‘No SEC please, we’re failures’
We need to make secondary schools more relevant and meaningful for our adolescents. We need to change what we teach, and how we teach it.
There are 455 students in State secondary schools that this year didn't sit for a single SEC exam - 278 of them are boys and 177 are girls. This amounts to 15% of around 3,000 students that complete their secondary education every year. Thirteen years of schooling has left these 455 students unskilled, unqualified and unemployable. Last May, parliament was told that out of 6,966 persons unemployed at the end of March 2012, there were 5,771 (85%) who did not even have a SEC standard of education as they left school when they turned 16 or earlier, without succeeding in a SEC exam.

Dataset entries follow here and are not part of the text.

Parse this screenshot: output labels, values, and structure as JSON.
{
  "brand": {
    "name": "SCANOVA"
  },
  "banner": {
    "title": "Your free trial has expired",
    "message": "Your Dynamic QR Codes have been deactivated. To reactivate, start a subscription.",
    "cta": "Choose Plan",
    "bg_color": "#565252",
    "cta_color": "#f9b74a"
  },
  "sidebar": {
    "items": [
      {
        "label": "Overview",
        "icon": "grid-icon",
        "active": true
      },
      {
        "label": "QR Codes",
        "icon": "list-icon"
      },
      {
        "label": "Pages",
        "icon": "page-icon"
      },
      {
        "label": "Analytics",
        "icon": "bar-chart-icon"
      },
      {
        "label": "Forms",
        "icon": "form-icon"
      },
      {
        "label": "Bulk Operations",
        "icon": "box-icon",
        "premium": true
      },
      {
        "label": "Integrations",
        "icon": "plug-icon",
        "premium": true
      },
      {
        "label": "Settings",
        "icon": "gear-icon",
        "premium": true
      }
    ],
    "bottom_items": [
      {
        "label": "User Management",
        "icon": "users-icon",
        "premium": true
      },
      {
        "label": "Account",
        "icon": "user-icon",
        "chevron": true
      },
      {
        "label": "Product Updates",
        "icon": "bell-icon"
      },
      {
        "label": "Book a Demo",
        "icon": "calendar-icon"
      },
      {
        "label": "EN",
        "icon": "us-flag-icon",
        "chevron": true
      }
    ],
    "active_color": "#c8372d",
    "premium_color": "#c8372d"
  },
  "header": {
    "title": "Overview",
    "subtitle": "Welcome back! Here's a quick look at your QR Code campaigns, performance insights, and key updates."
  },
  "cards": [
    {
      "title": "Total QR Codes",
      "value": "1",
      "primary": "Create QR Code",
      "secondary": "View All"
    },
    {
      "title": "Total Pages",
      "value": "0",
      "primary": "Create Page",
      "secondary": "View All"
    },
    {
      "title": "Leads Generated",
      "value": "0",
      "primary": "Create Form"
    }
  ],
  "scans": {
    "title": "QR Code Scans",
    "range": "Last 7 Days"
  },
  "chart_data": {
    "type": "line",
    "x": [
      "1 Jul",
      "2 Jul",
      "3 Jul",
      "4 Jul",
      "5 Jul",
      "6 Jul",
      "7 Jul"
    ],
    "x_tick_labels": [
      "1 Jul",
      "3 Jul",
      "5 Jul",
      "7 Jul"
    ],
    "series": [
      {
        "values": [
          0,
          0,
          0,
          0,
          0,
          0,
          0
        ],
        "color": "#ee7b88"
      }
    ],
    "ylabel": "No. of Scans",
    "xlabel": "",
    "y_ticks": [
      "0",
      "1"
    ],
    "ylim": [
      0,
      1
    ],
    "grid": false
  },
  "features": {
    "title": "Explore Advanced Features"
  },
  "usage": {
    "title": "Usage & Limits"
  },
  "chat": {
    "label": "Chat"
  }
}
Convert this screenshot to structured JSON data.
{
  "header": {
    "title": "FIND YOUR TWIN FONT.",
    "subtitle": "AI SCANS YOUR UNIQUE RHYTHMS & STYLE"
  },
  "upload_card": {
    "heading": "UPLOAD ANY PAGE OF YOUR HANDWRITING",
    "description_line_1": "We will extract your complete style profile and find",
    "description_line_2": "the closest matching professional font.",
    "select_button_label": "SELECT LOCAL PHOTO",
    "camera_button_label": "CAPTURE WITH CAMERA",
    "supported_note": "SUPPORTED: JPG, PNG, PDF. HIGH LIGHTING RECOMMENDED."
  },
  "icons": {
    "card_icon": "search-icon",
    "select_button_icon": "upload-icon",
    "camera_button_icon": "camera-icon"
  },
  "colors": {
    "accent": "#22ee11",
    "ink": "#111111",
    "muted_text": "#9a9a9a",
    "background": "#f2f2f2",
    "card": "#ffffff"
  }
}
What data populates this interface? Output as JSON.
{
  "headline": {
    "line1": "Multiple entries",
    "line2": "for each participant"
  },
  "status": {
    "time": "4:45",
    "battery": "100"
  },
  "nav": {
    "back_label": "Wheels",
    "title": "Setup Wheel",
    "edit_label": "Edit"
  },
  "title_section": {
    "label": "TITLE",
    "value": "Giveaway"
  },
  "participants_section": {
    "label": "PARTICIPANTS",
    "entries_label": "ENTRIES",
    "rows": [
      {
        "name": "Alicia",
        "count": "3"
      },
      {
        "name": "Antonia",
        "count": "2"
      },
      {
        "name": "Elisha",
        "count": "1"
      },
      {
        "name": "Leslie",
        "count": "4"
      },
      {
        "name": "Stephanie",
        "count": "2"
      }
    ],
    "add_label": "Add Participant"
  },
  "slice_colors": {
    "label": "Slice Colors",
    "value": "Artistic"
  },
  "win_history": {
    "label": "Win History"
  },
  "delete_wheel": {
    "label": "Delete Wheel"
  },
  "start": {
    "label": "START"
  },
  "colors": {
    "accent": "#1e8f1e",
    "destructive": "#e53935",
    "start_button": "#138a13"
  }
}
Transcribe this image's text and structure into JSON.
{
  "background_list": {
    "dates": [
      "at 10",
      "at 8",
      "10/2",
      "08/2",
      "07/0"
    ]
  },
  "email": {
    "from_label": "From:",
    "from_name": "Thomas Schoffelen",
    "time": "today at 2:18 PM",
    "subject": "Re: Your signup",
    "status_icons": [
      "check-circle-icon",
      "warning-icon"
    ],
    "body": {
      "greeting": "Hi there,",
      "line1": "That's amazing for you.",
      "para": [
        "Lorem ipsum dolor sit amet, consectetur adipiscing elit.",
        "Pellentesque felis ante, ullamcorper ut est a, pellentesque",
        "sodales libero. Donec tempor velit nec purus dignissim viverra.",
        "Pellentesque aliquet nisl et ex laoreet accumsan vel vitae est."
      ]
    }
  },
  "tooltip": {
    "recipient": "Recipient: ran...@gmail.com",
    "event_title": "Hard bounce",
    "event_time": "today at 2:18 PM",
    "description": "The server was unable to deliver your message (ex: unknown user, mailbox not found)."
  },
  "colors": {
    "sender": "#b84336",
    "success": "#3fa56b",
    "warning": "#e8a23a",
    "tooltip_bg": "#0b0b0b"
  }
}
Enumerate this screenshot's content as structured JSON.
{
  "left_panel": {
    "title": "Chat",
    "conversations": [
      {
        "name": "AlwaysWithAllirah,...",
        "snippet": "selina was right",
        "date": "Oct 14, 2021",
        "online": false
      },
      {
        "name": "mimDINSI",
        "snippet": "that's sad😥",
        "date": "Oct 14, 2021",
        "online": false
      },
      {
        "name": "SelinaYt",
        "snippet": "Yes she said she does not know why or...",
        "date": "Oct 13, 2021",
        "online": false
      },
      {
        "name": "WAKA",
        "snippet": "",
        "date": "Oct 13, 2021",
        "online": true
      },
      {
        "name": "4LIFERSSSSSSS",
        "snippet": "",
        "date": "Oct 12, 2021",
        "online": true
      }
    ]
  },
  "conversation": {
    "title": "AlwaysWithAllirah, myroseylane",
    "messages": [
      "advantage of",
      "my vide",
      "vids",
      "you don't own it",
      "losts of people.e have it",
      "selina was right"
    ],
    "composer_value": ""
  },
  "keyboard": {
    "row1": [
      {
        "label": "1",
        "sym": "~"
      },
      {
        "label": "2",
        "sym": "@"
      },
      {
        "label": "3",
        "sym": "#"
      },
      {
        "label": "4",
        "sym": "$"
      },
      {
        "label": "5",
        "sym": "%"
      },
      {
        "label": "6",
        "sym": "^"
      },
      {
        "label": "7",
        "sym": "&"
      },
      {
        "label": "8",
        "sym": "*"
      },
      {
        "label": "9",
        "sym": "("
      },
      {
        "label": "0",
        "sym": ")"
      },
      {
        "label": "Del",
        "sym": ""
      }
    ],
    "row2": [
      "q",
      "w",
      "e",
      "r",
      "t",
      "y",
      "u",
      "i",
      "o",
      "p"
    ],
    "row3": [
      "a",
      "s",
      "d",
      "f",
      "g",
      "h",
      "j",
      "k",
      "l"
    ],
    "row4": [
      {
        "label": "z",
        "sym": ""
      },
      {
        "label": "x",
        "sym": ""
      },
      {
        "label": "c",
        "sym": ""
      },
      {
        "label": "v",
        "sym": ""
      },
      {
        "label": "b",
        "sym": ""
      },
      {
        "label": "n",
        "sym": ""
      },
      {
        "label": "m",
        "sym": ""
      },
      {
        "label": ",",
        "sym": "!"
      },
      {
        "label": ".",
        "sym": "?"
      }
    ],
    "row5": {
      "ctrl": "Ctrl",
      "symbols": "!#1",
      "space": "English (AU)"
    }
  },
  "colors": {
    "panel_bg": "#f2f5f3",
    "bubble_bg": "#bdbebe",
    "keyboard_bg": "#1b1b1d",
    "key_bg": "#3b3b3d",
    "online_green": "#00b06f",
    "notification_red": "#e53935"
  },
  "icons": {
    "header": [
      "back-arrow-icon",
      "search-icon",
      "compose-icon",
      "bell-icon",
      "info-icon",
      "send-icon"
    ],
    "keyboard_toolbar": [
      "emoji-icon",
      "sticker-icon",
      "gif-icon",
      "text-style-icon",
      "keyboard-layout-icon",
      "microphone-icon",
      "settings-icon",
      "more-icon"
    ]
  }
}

Seventy-three of the 455 who did not sit for a SEC exam are statemented as children with disabilities. The number of students in Church schools who did not sit for a SEC exam is 10. Six of them are children with disabilities. In independent schools, there were three who did not sit for a single SEC exam.
The 455 students are coming from these colleges: Kullegg San Gorg Preca: (83); Kullegg Santa Margerita: (72); Kullegg Santa Klara: (48); Kullegg San Nikola: (47); Kullegg San Injazju: (46); Kullegg San Benedittu: (40); Kullegg Ghawdex: (35); Kullegg Santa Tereza: (30); Kullegg San Tumas More: (29) and Kullegg Maria Regina: 25.
The 455 students are coming from these schools: Girls' School Hamrun: (57); Fortini Boys' Birgu: (37); Boys' School Gzira: (31); Girls' School Cospicua: (30); Boys' School Paola: (29); Boys' School Birkirkara: (29); Boys' School Kirkop: (29); Boys' School Mtarfa: (24); Girls' School Rabat: (23); Boys' School Zebbug: (23); Boys' School Rabat (Gozo): (22); Girls' School Mosta: (20); Boys' School Handaq: (20); Boys' School Marsa: (19) and Girls' School St Andrews': (17).
Even a superficial overview of these figures shows us that the problem of educational failure is not concentrated only in social disadvantaged areas caught in the poverty trap but is distributed on all the national territory. We must also focus on individual schools and support them to improve and make s difference to their students.
Children like these 455 who are allowed to fall behind are being deprived of their human rights. All the young people who come out of school unskilled and unqualified are the result of an unjust system that reinforces social inequality and economic waste.
We need to make secondary schools more relevant and meaningful for our adolescents. We need to change what we teach, and how we teach it.
We still have young people coming out of 13 years of schooling without learning how to read and when they turn up to work at a factory they are told to get the container with red, yellow or blue paint on it as they can only recognise the colours but not read the labels. We need to find ways of educating these young people and not simply give them a new school leaving certificate. We need to educate them in new ways and not simply certify them differently. We must give them the necessary skills that they will need in the real world and not simply a certificate that will be worthless.
Our schools must help our young people to learn how to learn, how to discover knowledge and how to do what they have learned: to learn by doing and to improve what they do by learning. We must heal the deep split that has always existed in our education system: the chasm between the vocational and academic streams. We must bring them together in one single broad educational river and all formal and informal learning, training and continuous professional development must flow together to improve what we learn and what we do.
We need to develop home-grown vocational education in our secondary schools where we can use the experience and know-how developed over the years by the Malta Qualifications Council, MCAST, the Institute of Tourism Studies and the University of Malta. Where local expertise is lacking, it makes sense to tap international institutions but the Ministry of Education has taken the wrong decision of ignoring local expertise and turning to BTEC exclusively, without even considering using the experience and knowledge gained by other countries in vocational education at secondary level.
The best education gives you the necessary skills to solve real problems and carry out the necessary tasks at home, in society and at work. The best education system is based on quality and equality. Children who are allowed to fall behind are being deprived of their human rights. All the young people who come out of school unskilled and unqualified are the result of an unjust system that reinforces social inequality and economic waste.
To succeed in the real world you need to know how to cope with pressure. Education for the real world needs to put pressure on students to succeed. But a good education system also provides students with the necessary support to help them succeed. We tend to put the wrong kind of pressure on our students and deny them the right kind of support.
The author is shadow minister for education.